Savage says her rent is $1,200 a month, which is well below market price. At 22 years old, she thought she would never be able to afford to live on her own.
“I have been working for two years, but it didn’t mean anything because I couldn’t afford to live in the city I work and grew up in,” she said
Fresh out of university, Raunaq Nambiar and his friend are searching for a two-bedroom in the city. Nambiar says the prices at Bob and Micheal’s are unbelievable, and so are the amenities.
“Finding housing is nerve-racking,” he said. “I thought it was a lie so I had to double-check.”
On the fourth floor of the project, a terrace with rows of planter beds topped with fresh soil is ready for tenants to test out their green thumbs, allowing residents to grow their own produce in the centre of the city.”
“The fact that there is a garden, I am ready to get my hands dirty,” Nambiar said.
Dr.

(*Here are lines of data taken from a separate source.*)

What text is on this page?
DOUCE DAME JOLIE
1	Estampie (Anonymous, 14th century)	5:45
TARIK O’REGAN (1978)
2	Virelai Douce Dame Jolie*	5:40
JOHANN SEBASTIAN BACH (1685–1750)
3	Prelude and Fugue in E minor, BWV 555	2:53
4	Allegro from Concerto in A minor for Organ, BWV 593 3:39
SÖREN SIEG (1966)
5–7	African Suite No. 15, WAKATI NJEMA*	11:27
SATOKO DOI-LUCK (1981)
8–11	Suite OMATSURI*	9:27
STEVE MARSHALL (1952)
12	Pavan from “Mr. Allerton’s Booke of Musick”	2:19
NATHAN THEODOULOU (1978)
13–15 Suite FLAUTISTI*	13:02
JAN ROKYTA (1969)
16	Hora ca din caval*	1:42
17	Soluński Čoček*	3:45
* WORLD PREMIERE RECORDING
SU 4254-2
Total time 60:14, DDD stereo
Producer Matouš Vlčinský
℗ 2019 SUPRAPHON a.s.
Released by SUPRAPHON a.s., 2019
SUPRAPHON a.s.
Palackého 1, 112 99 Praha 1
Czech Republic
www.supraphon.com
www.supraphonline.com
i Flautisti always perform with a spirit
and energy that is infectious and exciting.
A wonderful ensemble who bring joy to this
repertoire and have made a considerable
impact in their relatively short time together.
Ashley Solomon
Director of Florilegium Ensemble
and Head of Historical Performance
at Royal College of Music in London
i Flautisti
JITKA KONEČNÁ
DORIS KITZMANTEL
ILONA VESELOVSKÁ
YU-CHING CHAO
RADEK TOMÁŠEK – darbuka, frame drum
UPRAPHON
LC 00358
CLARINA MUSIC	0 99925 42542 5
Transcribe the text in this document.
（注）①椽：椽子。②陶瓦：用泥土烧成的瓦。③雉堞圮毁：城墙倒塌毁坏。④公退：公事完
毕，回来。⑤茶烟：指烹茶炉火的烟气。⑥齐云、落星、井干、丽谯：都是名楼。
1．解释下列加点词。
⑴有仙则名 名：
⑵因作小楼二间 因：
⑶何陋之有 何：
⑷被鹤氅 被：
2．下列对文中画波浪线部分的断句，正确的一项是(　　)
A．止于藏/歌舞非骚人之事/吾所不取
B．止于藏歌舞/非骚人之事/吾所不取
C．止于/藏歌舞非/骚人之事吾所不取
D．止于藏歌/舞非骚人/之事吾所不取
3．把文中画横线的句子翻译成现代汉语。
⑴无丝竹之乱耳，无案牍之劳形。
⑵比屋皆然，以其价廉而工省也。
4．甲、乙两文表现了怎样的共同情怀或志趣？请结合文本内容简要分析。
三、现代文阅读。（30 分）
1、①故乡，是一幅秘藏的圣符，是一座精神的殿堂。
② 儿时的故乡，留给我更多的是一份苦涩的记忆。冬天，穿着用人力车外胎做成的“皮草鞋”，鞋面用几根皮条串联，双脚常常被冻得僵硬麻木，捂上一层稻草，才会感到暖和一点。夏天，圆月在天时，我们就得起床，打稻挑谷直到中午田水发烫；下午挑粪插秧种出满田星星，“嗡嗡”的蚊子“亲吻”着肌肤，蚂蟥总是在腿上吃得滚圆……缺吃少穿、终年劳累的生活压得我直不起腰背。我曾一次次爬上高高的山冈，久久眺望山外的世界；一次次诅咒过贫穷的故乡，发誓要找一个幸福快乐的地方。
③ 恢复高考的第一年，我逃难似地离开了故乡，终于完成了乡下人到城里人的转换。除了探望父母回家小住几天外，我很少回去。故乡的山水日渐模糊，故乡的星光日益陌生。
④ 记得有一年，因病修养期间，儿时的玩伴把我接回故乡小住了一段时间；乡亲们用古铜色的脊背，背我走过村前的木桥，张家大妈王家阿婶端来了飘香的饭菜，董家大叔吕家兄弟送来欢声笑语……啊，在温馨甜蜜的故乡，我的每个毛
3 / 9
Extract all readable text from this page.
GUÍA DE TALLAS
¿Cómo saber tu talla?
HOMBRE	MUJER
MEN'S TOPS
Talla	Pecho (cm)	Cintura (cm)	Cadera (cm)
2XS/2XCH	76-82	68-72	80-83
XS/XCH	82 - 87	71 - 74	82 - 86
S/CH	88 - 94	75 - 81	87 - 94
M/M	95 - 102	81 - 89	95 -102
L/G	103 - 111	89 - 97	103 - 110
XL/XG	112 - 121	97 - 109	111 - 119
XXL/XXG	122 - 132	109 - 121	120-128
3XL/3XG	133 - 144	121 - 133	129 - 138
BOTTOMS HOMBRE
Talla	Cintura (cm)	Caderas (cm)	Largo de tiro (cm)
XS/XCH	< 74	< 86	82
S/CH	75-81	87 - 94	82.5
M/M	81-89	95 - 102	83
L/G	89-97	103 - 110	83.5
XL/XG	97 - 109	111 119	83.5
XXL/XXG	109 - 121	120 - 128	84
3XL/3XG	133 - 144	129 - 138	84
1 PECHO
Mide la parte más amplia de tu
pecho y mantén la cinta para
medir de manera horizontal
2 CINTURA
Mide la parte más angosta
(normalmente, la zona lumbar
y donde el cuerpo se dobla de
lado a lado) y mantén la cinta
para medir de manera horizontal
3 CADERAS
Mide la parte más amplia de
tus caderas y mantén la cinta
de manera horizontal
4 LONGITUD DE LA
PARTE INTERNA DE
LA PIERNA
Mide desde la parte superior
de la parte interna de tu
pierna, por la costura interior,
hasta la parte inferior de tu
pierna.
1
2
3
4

Hengy Fung came up with the idea 15 years ago, envisioning the not-for-profit housing project on an empty lot straddling Chinatown and the Downtown Eastside.
“For the revitalization of Chinatown, you have to think of, not just Chinatown, but you have to revitalize the neighbours,” Fung said.
Savage says she is excited for the government and developers to see something like Bob and Micheal’s Place and replicate it across the city.
Nambiar expressed a similar sentiment.
“We have seen this wonderful neighbourhood persistently ignored by urban planners,” he said.
“It’s the first step to bring this neighbourhood back to what it used to be.”